Lensless smart sensors (LSS) are a novel method of sensing. The technology combines a standard CMOS sensor such as those found in focused and defocused cameras, but replaces the lens with an extremely small anti-phase binary diffractive grating. This grating sits in the optical path, with light passing through it intelligently spread onto the low-resolution CMOS sensing element below it.
LSS does not capture focused images. LSS also does not capture purposely de-focused images. Rather, it creates what is called the ‘blob’ domain, which is a series of point spread functions (PSF) of light. An example of a single PSF is shown in Figure 2.
A collection of PSFs (‘blob’ domain) is shown in Figure 3, demonstrating the native output of the LSS sensor. For room occupancy applications, Rambus uses multiple apertures on the sensor.
For example, Figure 3, which was captured using the POD 2.0 LSS demonstration system, employs two apertures. Figure 4 is a focused image (taken with a mobile phone) of the scene the LSS sensor captured in Figure 3.
While the blob data from Figure 3 may appear to be a meaningless light pattern, it is in fact all the light from the scene captured through the LSS grating. Using custom-designed sensing algorithms (a visualization is provided in Figure 5, though not of the same scene), LSS can detect and isolate motion within specific areas of the FOV and identify the number of occupants and their locations. This is accomplished without ever forming a human- recognizable image anywhere in the processing chain.
Clearly, lensless smart sensors address the real-world privacy issues that focused and defocused cameras are burdened with. LSS technology captures scenes at very low resolutions, sometimes as low as 320 x 320 pixels. Although methods do exist to (somewhat) reconstruct images from native LSS blob data, the quality of the reconstruction is far below that of even the lowest quality focusing camera.
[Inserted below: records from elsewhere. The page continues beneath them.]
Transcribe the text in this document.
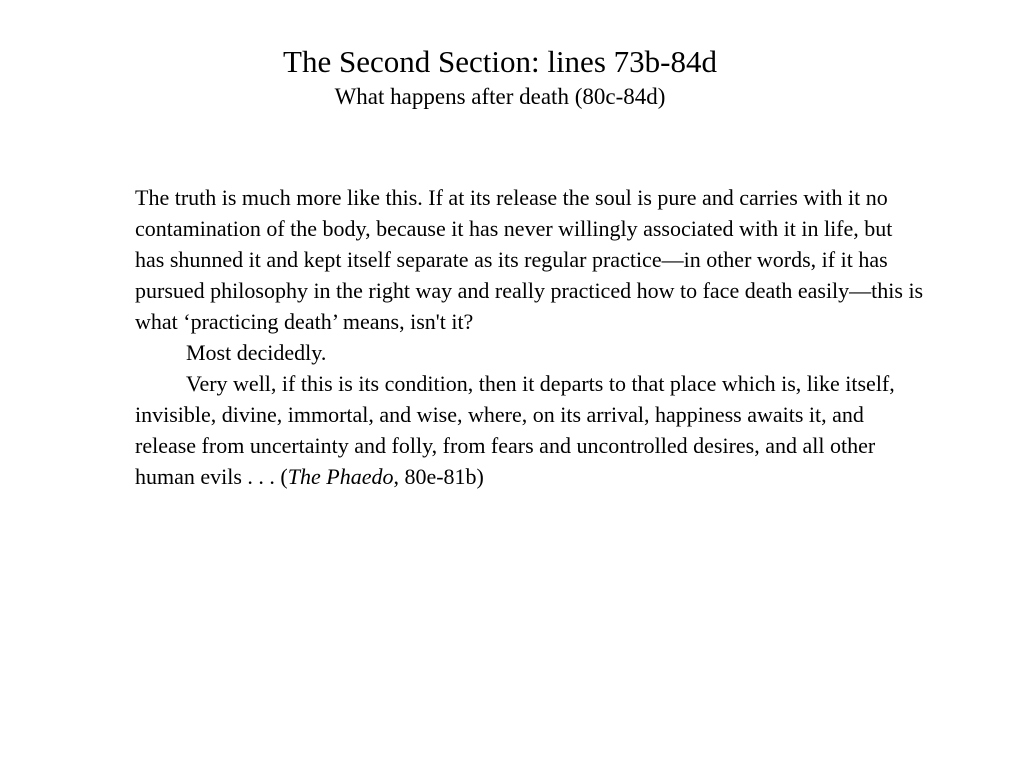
The Second Section: lines 73b-84d

What happens after death (80c-84d)

The truth is much more like this. If at its release the soul is pure and carries with it no contamination of the body, because it has never willingly associated with it in life, but has shunned it and kept itself separate as its regular practice—in other words, if it has pursued philosophy in the right way and really practiced how to face death easily—this is what ‘practicing death’ means, isn't it?

Most decidedly.

Very well, if this is its condition, then it departs to that place which is, like itself, invisible, divine, immortal, and wise, where, on its arrival, happiness awaits it, and release from uncertainty and folly, from fears and uncontrolled desires, and all other human evils . . . (The Phaedo, 80e-81b)
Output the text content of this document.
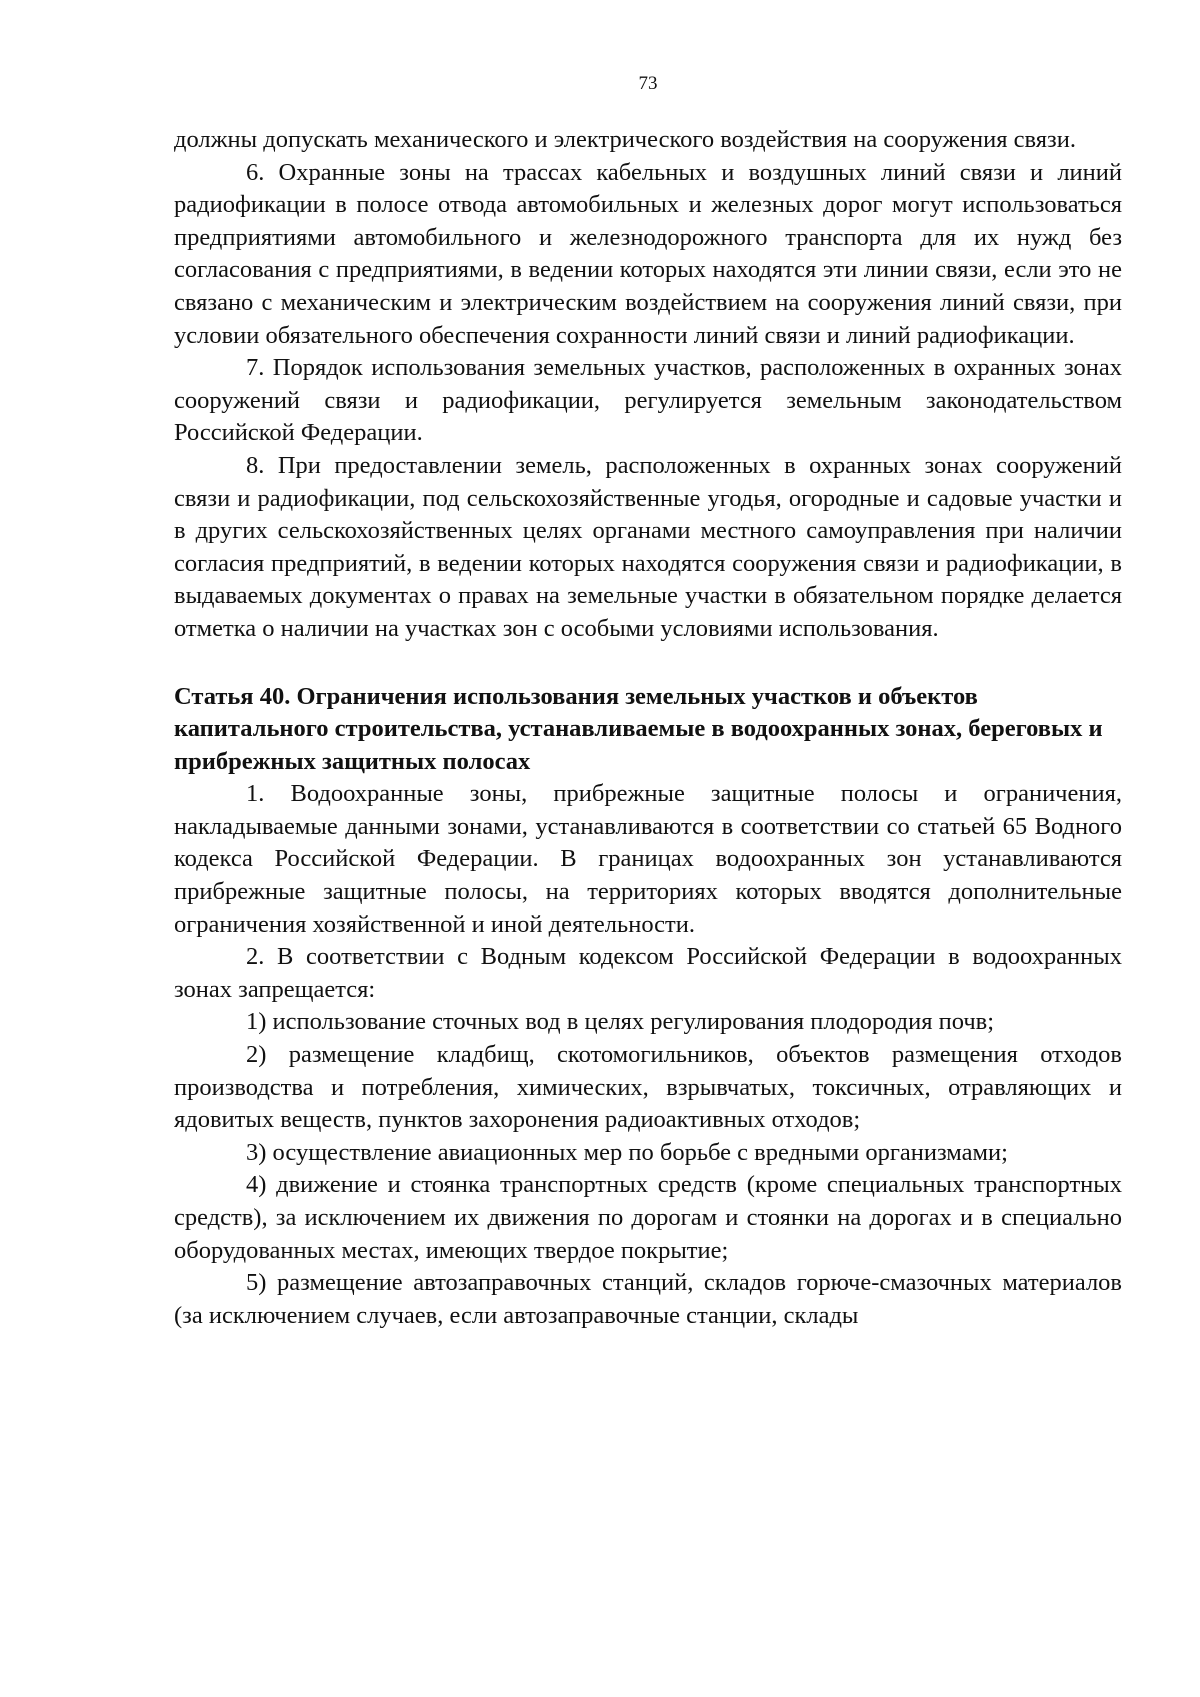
73

должны допускать механического и электрического воздействия на сооружения связи.

6. Охранные зоны на трассах кабельных и воздушных линий связи и линий радиофикации в полосе отвода автомобильных и железных дорог могут использоваться предприятиями автомобильного и железнодорожного транспорта для их нужд без согласования с предприятиями, в ведении которых находятся эти линии связи, если это не связано с механическим и электрическим воздействием на сооружения линий связи, при условии обязательного обеспечения сохранности линий связи и линий радиофикации.

7. Порядок использования земельных участков, расположенных в охранных зонах сооружений связи и радиофикации, регулируется земельным законодательством Российской Федерации.

8. При предоставлении земель, расположенных в охранных зонах сооружений связи и радиофикации, под сельскохозяйственные угодья, огородные и садовые участки и в других сельскохозяйственных целях органами местного самоуправления при наличии согласия предприятий, в ведении которых находятся сооружения связи и радиофикации, в выдаваемых документах о правах на земельные участки в обязательном порядке делается отметка о наличии на участках зон с особыми условиями использования.

Статья 40. Ограничения использования земельных участков и объектов капитального строительства, устанавливаемые в водоохранных зонах, береговых и прибрежных защитных полосах

1. Водоохранные зоны, прибрежные защитные полосы и ограничения, накладываемые данными зонами, устанавливаются в соответствии со статьей 65 Водного кодекса Российской Федерации. В границах водоохранных зон устанавливаются прибрежные защитные полосы, на территориях которых вводятся дополнительные ограничения хозяйственной и иной деятельности.

2. В соответствии с Водным кодексом Российской Федерации в водоохранных зонах запрещается:

1) использование сточных вод в целях регулирования плодородия почв;

2) размещение кладбищ, скотомогильников, объектов размещения отходов производства и потребления, химических, взрывчатых, токсичных, отравляющих и ядовитых веществ, пунктов захоронения радиоактивных отходов;

3) осуществление авиационных мер по борьбе с вредными организмами;

4) движение и стоянка транспортных средств (кроме специальных транспортных средств), за исключением их движения по дорогам и стоянки на дорогах и в специально оборудованных местах, имеющих твердое покрытие;

5) размещение автозаправочных станций, складов горюче-смазочных материалов (за исключением случаев, если автозаправочные станции, склады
Additionally, the reverse engineering effort would be substantial and rely heavily on source LSS design data which Rambus does not publicly disclose. Perhaps most importantly, all processing can and should be executed at the local sensor level, with blob data never outputted or saved. These steps further reduce the level of privacy risks, making LSS a viable solution that can be deployed in both public and private smart buildings.